The team of investigators and journalists from Greenpeace Italy, the Italian branch of the environmental activist organization, concluded that about half of the nearly 3,000 tonnes of plastic waste exported to Malaysia was received by companies running an illegal operation.

These companies almost always lack the capacity to handle plastic waste that is contaminated or unrecyclable and the unusable material ends up in a huge pile near the factory, burned or in a landfill. The inevitable consequences are a rise in respiratory illnesses in nearby villages and samples of water and soil showing a high level of contamination.

Before January of 2018, China was the destination for a lot of the plastic waste from Europe and elsewhere. It is unknown how much was recycled and how much was disposed of via burning, landfill, and other methods. What is known is China imposed a ban in January of 2018 and the flow of plastic waste from wealthier countries has since risen dramatically to Malaysia and Indonesia.

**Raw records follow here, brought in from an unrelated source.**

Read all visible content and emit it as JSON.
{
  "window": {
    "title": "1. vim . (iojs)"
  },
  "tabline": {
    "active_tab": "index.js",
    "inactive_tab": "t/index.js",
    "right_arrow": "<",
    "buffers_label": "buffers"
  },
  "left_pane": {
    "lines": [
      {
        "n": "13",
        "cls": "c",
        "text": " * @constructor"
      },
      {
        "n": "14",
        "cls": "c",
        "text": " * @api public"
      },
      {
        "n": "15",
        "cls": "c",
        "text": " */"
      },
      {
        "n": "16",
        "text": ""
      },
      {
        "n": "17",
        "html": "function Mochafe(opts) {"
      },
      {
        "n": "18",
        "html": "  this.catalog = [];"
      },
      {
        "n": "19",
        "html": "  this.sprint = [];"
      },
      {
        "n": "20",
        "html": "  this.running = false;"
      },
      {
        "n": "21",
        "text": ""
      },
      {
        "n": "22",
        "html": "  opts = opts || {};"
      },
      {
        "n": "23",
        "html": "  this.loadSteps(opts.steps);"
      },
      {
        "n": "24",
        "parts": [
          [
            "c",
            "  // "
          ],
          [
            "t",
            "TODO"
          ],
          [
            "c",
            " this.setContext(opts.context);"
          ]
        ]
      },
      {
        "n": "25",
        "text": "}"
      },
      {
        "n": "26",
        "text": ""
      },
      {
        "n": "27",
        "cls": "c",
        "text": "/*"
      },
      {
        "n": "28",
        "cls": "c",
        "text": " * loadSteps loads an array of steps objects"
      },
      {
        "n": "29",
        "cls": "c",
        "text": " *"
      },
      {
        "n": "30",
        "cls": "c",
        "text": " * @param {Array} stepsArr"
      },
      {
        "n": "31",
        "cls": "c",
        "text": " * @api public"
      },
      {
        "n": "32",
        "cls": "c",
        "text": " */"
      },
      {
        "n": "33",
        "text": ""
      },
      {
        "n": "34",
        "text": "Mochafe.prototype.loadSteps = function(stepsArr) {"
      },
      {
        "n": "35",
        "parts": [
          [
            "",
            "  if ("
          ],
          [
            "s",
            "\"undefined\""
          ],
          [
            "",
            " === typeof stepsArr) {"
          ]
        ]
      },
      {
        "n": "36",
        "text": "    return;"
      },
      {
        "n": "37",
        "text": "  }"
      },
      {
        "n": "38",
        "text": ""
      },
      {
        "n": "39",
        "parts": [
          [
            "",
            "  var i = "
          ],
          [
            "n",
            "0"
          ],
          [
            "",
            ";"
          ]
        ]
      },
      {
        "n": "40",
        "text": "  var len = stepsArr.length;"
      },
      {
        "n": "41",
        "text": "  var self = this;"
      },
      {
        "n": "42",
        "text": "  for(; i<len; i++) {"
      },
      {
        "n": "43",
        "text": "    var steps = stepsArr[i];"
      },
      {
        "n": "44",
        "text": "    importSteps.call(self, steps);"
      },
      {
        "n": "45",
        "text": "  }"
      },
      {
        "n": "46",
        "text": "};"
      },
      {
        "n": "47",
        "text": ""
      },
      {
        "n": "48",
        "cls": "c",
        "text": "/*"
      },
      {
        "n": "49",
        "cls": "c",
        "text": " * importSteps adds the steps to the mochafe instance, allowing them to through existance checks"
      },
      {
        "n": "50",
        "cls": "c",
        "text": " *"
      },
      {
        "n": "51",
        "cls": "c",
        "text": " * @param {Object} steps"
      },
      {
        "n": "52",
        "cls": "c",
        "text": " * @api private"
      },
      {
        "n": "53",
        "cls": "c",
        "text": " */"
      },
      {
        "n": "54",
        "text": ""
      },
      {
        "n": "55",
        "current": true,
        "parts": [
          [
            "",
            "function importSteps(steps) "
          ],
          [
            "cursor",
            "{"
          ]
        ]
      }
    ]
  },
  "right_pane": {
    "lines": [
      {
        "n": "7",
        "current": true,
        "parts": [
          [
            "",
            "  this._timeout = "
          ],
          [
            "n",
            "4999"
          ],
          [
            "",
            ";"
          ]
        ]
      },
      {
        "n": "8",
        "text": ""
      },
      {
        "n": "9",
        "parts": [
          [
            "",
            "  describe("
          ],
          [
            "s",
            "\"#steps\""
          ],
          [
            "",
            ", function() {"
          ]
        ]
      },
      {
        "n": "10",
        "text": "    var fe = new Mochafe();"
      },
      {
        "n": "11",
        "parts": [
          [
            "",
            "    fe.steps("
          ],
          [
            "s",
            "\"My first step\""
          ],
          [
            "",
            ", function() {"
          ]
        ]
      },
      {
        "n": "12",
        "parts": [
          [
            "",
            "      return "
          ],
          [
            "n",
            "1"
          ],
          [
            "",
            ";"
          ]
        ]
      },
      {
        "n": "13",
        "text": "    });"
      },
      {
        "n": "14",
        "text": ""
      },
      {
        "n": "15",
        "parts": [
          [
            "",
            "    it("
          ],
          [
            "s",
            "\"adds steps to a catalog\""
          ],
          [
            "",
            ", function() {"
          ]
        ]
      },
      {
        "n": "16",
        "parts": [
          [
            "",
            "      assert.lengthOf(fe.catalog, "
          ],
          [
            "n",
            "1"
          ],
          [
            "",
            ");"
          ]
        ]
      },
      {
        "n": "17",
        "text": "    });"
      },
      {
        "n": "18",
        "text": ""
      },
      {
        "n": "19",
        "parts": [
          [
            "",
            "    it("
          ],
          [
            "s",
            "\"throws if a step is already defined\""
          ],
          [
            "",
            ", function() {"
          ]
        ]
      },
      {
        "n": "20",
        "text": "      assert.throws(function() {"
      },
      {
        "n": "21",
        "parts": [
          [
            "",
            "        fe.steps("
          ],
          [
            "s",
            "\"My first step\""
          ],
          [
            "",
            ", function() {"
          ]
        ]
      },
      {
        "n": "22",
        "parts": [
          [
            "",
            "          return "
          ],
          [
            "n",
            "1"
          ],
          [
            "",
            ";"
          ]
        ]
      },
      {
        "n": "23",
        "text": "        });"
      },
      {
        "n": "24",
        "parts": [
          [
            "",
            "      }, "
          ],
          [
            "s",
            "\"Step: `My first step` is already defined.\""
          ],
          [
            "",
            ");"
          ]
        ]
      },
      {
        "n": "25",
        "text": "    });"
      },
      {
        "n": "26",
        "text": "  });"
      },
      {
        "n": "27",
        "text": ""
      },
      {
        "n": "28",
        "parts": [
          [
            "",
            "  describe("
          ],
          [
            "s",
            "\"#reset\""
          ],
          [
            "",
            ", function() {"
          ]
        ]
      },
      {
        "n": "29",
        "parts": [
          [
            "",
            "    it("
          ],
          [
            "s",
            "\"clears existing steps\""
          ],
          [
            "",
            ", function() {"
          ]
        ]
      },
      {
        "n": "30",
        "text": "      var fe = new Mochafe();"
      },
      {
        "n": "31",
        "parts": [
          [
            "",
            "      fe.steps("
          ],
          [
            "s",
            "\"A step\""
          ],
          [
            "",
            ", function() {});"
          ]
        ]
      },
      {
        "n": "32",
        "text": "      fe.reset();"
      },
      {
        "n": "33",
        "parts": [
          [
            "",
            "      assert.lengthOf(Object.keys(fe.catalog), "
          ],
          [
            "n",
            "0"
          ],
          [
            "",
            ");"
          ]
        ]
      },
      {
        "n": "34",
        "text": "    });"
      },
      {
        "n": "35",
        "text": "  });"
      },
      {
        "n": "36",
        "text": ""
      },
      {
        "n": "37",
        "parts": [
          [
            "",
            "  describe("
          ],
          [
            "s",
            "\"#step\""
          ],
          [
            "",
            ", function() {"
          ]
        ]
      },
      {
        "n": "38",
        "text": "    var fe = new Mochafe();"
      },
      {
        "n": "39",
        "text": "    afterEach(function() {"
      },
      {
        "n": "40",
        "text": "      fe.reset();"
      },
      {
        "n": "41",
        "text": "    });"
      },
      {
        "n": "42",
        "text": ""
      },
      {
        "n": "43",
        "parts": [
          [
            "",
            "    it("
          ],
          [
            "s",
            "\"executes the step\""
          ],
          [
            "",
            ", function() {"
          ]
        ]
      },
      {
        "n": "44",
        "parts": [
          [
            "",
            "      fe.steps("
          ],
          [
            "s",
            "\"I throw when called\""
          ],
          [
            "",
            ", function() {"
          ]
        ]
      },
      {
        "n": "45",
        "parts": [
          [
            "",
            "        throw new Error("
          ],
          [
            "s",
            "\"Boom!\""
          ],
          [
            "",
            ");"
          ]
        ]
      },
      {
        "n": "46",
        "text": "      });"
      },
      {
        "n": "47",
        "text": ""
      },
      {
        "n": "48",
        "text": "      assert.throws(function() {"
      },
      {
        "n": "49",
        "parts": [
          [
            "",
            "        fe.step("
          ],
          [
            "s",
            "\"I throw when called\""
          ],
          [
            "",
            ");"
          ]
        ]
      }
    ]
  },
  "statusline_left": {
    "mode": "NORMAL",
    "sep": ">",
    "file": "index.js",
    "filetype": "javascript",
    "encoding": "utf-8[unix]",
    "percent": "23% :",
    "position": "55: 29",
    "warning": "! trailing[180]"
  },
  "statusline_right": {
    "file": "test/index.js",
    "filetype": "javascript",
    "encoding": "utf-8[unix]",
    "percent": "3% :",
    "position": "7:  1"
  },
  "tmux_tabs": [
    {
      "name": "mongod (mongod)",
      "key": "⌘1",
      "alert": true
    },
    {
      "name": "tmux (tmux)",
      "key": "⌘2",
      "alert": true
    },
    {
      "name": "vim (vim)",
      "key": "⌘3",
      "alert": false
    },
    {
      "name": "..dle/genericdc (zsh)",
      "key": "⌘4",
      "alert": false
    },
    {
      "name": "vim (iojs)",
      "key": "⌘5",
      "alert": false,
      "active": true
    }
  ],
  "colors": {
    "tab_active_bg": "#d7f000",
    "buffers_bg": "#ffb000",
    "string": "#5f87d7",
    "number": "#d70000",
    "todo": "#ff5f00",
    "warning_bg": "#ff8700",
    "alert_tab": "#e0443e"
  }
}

Greenpeace uncovered one practice of plastic waste exporters like Italy, which is to use brokers, mainly in Hong Kong, to organize the shipments and do the paperwork in such a way to “legitimately broker” it through Hong Kong while sending the cargo directly to Malaysia.

Last year Malaysia began a crackdown by closing 140 illegal recycling factories and returning 150 containers full of plastic to 13 countries, including the U.K., France, the U.S., and Canada.

Giuseppe Ungherese, who leads Greenpeace Italy’s pollution campaign, told the Guardian, “We know that only a small number of containers leaving Italian ports are properly checked. A civilized country cannot close its eyes and dump the problem on a less developed nation – it’s like cleaning the house but hiding the dust under the carpet.”

It will be an uphill battle to minimize the flow of unwanted plastic waste to poor Southeast Asian countries, but Greenpeace has given its findings to Italian prosecutors. One Italian environmental lawyer, Paola Ficco, said if a case emerges, all those found to be involved in the illegal trafficking of plastic could face severe penalties.